Amazon RedShift — Fast query performance, scalability, and integrations

Rafael Rampineli
8 min readDec 17, 2024

--

Amazon Redshift is a cloud-based data warehousing service provided by Amazon Web Services (AWS). It is designed to handle and analyze massive volumes of structured data efficiently. Redshift enables users to perform complex queries and analyses on data stored in a columnar format, which significantly accelerates the speed of data retrieval compared to traditional row-based databases.

At its core, Redshift is built on the Massively Parallel Processing (MPP) architecture, which allows it to distribute data and queries across multiple nodes (servers). This architecture ensures high performance and scalability, making Redshift suitable for businesses of all sizes, from startups to large enterprises.

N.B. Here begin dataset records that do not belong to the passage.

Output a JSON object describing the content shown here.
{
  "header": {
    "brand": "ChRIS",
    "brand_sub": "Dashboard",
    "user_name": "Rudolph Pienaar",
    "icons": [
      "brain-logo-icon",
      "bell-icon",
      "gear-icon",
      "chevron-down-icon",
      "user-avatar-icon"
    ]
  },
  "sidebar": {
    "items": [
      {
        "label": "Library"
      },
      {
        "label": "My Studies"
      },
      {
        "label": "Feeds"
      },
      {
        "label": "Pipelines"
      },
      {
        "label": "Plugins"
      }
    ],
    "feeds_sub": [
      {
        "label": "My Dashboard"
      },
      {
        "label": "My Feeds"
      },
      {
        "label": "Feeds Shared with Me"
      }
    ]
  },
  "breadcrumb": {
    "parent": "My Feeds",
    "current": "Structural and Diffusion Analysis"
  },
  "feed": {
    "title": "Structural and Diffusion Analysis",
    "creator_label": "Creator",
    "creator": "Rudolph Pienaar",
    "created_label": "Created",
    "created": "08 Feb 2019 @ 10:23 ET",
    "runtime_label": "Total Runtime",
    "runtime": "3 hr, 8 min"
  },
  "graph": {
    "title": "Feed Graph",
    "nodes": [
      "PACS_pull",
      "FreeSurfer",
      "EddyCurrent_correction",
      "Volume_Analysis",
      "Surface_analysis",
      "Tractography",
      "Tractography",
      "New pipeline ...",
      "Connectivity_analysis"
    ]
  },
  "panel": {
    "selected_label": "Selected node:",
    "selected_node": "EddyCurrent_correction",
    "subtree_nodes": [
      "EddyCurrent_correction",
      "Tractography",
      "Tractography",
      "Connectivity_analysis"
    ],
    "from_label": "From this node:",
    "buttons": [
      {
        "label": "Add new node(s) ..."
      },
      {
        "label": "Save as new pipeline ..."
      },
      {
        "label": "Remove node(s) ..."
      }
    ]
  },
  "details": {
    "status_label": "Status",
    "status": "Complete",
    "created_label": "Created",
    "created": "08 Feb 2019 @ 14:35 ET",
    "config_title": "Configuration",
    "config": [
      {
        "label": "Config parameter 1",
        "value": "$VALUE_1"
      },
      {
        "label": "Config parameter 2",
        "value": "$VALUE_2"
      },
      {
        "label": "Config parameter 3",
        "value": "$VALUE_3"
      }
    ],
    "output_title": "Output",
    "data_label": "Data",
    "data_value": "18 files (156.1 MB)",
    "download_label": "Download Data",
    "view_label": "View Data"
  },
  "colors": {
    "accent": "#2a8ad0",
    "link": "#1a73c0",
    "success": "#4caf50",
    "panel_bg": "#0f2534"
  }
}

Key Features of Amazon Redshift

  1. Scalability Amazon Redshift is highly scalable, allowing users to adjust resources based on their needs. You can start with a small cluster and scale up or down as your data grows. The service supports both vertical scaling (adding more power to a single node) and horizontal scaling (adding more nodes to the cluster). This elasticity makes it easy to accommodate ever-expanding data and evolving business needs.
  2. High Performance Redshift’s performance is driven by a combination of its MPP architecture, columnar storage, and data compression. By storing data in a columnar format instead of row-based storage, Redshift minimizes the I/O required for analytical queries. Additionally, it utilizes techniques like data compression and result caching to reduce query execution times and optimize storage.
  3. Fully Managed As a fully managed service, Amazon Redshift eliminates the need for customers to handle the complex tasks of managing, maintaining, and optimizing their data warehouse infrastructure. AWS automatically handles routine tasks like provisioning, patching, backups, and scaling, which allows businesses to focus on leveraging their data rather than managing the underlying infrastructure.
  4. Integration with AWS Ecosystem Redshift integrates seamlessly with other AWS services like AWS S3, AWS Glue, and AWS Lambda. For instance, data can be loaded directly from S3 into Redshift using the COPY command, and data transformations can be automated with AWS Glue. This interoperability with AWS services simplifies the process of building end-to-end data pipelines, from data ingestion to analytics.
  5. Security Amazon Redshift offers a robust security framework that includes encryption, identity and access management, and network isolation. It supports AES-256 encryption for data at rest and SSL encryption for data in transit. Redshift also integrates with AWS Identity and Access Management (IAM), enabling fine-grained access control to data and resources.
  6. Cost-Effective One of the attractive features of Amazon Redshift is its pay-as-you-go pricing model, which means businesses only pay for the resources they use. Redshift offers different pricing options based on the type of nodes used and the region in which the data warehouse is hosted. Users can choose between on-demand pricing or reserved instances for cost savings over long-term usage.
  7. Advanced Analytics and Machine Learning Redshift provides native support for SQL-based queries and integrates with popular data visualization tools like Tableau, Looker, and Power BI. Additionally, it offers integration with machine learning models through Amazon SageMaker. This enables businesses to run predictive analytics and gain deeper insights from their data directly within Redshift.

Redshift Spectrum

Amazon Redshift also supports Redshift Spectrum, a feature that allows you to run SQL queries directly against data stored in Amazon S3 without having to load it into Redshift first. This extends the capabilities of Redshift by enabling the analysis of both structured and unstructured data across a unified platform. This is especially useful for businesses that need to work with massive datasets stored in data lakes or need to combine historical data with real-time data.

Steps to do:

  1. You should have a bucket in same region as a cluster redshift;
  2. Upload your data in root folder;
  3. Create an AIM role for Redshift and associate it on cluster;
  4. Create an external schema;
  5. Create an external table;
  6. Enjoy doing your queries :F

Here are a short-code example about step 4and 5:

create external schema schema_new
from data catalog
database '{Database Source Name}'
iam_role '{Your arn:aws:iam Role}'
create external database if not exists;

create external table schema_new.employees (
EmployeeID bigint ,
LastName varchar ,
FirstName varchar ,
Address varchar,
City varchar,
Region varchar,
PostalCode varchar,
Country varchar
)
stored as parquet
location 's3://{Your_Bucket}/';

After this you can query your external table as a table inside on AWS RedShift, but your data are on S3 Bucket!
This is a nice feature to use when you have a data that should be used by a few differents services, so with this, we can storage our data just in one place — like S3 Bucket — and use by other services!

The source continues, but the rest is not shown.